3. Create users via the Admin Panel or via MAS:
```bash
kubectl -n ess exec -it deploy/ess-matrix-authentication-service -- \
mas-cli manage register-user
```
4. If OIDC is enabled, users can also log in directly via Keycloak from
the Element Web client.
---
## Operations
- **Re-deploy / config change**: re-run the playbook. `kubernetes.core.helm`
performs `helm upgrade --install` — idempotent.
- **Upgrade chart version**: bump `ess_pro_chart_version`, re-run.
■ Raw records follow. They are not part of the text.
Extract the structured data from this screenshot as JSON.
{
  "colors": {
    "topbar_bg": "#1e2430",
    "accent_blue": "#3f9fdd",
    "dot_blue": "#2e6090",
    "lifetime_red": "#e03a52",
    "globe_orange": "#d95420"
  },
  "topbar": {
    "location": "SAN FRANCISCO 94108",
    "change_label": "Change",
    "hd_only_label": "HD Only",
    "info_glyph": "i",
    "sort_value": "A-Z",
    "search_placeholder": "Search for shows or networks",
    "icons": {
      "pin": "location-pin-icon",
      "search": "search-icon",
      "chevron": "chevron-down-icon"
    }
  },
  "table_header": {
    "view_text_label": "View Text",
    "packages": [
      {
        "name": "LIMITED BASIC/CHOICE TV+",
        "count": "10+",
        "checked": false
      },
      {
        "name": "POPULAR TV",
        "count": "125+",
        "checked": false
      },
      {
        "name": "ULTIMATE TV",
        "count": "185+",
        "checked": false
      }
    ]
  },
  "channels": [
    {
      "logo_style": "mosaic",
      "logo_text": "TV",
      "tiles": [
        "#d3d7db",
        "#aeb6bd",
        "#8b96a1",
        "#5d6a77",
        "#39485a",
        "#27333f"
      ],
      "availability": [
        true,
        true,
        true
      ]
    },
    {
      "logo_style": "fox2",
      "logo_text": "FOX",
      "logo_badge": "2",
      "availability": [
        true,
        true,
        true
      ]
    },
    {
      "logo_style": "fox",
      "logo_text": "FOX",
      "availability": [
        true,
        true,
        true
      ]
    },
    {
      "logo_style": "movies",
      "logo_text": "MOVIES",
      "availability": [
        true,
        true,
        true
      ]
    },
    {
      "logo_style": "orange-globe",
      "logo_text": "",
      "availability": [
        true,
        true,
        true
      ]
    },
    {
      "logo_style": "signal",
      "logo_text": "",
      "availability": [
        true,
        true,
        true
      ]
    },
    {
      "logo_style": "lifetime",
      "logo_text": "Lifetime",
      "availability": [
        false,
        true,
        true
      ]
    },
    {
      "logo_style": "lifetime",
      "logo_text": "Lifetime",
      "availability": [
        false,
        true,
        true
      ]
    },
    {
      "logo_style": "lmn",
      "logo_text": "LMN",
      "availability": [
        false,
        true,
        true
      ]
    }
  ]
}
- **Rotate the Element token**: update it in OpenBao, re-run the
playbook. The role re-creates the image pull secret and re-authenticates
the Helm CLI.
- **Rendered values.yaml** on the host: `/etc/ess/values.yaml`.
- **Tear down**:
```bash
helm uninstall -n ess ess && kubectl delete ns ess
```
---
## Known caveats
- The bundled in-cluster Postgres is **not for production** — point at
an external Postgres VM before going live.
- TLS termination on the DMZ Traefik means well-known delegation and
Element Call ICE rely on the upstream proxy sending correct
`X-Forwarded-Proto`. Synapse is configured with `x_forwarded: true`;
verify with `curl https://digitalboard.ch/.well-known/matrix/server`.
- ESS Pro Helm chart field names track upstream — if a future chart
version renames a field (e.g. `matrixRTC.sfu.additional`), update
`templates/values.yaml.j2` accordingly. Run
`helm show values oci://registry.element.io/matrix-stack` after
major upgrades.
- The `serverName` is **immutable** after first deploy.